In the early hours of Nov. 9, as the shock wave of the presidential election result rolled across America, John Oliver stayed up to watch an episode of RuPaul's Drag Race.
After Donald Trump delivered his victory speech, Oliver says, "I didn't want to go to sleep and I couldn't work out what to do." So he turned on the hit reality-TV show, in which drag queens compete in tests of their talents. "It seemed like the opposite of what I had just witnessed and it was" – he lets out a laugh – "more reflective of the America that I want to live in than the one articulated by the then-president-elect."
Like some in America, Oliver is looking for ways to cope with his new reality. The last time he was on television, in late November, he stood next to a giant sign reading "2016" that he then blew up, walking away as the numbers smoked, burned and collapsed.
When his show, Last Week Tonight with John Oliver, returns to HBO Canada on Sunday night, the tone may be less nihilistic but in no way reassuring. Comedy, in Oliver's view, isn't going to save anyone. But his job this year is to ensure it continues to surprise people. One constructive role he can play now, he says, is to carve out a space where Trump does not entirely monopolize the audience's attention.
"I don't want to get sucked down the wormhole of having to deal in personality politics," he says. "Politics at its worst is just driven toward personalities, not issues, and [Trump] is the embodiment of that."
One of the problems with the American presidential election, Oliver says, was that it took "all of the protein out of a news cycle … to a really detrimental effect." Oliver and his team made a conscious effort to resist that dynamic by giving attention to topics "that deserved to be talked about more, rather than the election, which really deserved to be talked about less."
He says he's going to try to maintain that balance now. All of Last Week Tonight's main segments prepared since January have not focused on the president (although that's partly because such topics can't be tackled so far in advance, given the whiplash-inducing churn that is now the daily news cycle).
Oliver is happy, though, to flagellate himself for the appearance which he made on The Daily Show in 2013, back when Trump's candidacy was still mere speculation. "Do it. Do it!" he said then, speaking directly to Trump through the camera and urging him to run for the sheer comedic spectacle.
That was "me being the worst embodiment of that kind of cocky, 'Oh, this will be fun,'" attitude, Oliver says now. "It was awful. I don't think it did anything, but I think it embodies something that is repellent."
He is aware of the tendency among some famous comedians to believe the world revolves around their work. But Oliver says it would "be arrogant beyond belief" to think that he has any ability to impact outcomes in American politics. "I do not think I have the power to move the needle even a fraction."

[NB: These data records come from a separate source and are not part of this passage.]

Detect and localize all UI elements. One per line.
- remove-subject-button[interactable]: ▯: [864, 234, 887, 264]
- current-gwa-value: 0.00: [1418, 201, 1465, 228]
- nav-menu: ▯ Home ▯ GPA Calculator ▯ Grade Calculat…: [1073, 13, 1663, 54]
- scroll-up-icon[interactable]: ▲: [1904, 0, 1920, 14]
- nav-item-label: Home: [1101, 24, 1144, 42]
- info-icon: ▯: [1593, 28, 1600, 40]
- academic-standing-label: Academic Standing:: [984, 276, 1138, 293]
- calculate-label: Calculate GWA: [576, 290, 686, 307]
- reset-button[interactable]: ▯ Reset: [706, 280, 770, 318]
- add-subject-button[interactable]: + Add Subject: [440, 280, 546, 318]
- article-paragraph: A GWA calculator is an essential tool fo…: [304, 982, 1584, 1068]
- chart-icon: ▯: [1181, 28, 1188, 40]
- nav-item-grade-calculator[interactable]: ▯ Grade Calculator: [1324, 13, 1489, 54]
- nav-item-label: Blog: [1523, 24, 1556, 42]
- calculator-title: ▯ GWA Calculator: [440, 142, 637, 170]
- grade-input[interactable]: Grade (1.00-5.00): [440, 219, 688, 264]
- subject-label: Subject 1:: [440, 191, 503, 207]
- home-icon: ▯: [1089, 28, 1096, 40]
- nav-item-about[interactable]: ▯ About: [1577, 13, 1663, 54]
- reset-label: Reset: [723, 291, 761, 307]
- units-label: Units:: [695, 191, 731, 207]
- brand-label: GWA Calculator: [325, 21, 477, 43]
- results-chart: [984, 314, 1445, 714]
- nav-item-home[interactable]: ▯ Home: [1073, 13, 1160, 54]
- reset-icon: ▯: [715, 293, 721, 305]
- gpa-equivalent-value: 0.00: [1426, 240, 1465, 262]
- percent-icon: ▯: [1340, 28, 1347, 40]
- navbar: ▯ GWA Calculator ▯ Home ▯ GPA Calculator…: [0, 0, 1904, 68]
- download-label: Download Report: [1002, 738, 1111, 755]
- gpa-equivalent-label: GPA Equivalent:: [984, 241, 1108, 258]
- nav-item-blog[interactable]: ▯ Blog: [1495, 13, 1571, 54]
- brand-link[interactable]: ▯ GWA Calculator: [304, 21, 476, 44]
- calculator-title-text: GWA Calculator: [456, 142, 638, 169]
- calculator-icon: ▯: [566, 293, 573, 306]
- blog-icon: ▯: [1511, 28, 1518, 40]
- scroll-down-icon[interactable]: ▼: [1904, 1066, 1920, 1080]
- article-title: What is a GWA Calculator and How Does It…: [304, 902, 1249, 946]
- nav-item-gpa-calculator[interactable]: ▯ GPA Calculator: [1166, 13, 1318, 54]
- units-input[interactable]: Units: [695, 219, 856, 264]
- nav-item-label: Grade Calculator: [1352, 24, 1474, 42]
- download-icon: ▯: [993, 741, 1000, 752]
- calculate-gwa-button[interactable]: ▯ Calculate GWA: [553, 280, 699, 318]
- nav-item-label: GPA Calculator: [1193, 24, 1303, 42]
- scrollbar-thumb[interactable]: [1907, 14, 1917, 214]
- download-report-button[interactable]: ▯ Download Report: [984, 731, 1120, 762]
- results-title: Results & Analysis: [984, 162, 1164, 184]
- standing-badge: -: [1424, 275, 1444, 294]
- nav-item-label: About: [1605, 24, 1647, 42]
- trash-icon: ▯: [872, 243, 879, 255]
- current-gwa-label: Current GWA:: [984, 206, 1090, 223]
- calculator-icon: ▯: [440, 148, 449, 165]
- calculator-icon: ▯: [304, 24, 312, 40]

On the day of our interview – in a windowless conference room at HBO's headquarters near Times Square – Oliver is genial and polite and relaxed. When he warms to a topic, he slides his swivel chair backwards to gesticulate. One of the singular things about Oliver as a comedian is that those topics can range from U.S. politics to, say, the process of demonetization in India (the government took much of the country's paper currency out of circulation to combat the underground economy, causing chaos).
A little bit before our meeting, Trump spoke at a military base and accused journalists of not reporting on terror attacks for unspecified reasons. Such claims strike Oliver as both ludicrous and dangerous.
"The only thing you can do now is take him at his word, right?" he says. "There's no reason not to believe that he means everything he says." Oliver recalls a remark once made by former president Barack Obama, who asserted that the office of the presidency humbles its occupants. "He was wrong about that," says Oliver dryly.
A 39-year-old Briton with an immigrant's devotion to America, Oliver isn't going anywhere (although he fondly recalls the Grade 8 year he spent in Kingston, Ont., where his aunt still lives). Now he's married to a "turbo-American," he says, referring to his wife's previous service in the U.S. Army. Last month she joined the Women's March following Trump's inauguration while Oliver watched their young son, who had a cold.
"People are going to have to stand up all the time and it is going to be exhausting," Oliver says. "It's easier to do on adrenalin and harder to do when you're tired." But he doesn't think he has any role in rallying the opposition.
"The reason we do our show is to make jokes about things that are interesting to us – that's the fun thing, having the resources to deeply research stories that we don't initially know a great deal about," he says. "I don't think it's a different path going forward."
As I stand to leave, I wish him good luck. "And to you," he responds. "That's the classic immigrant goodbye – good luck." He laughs. "See you on the other side."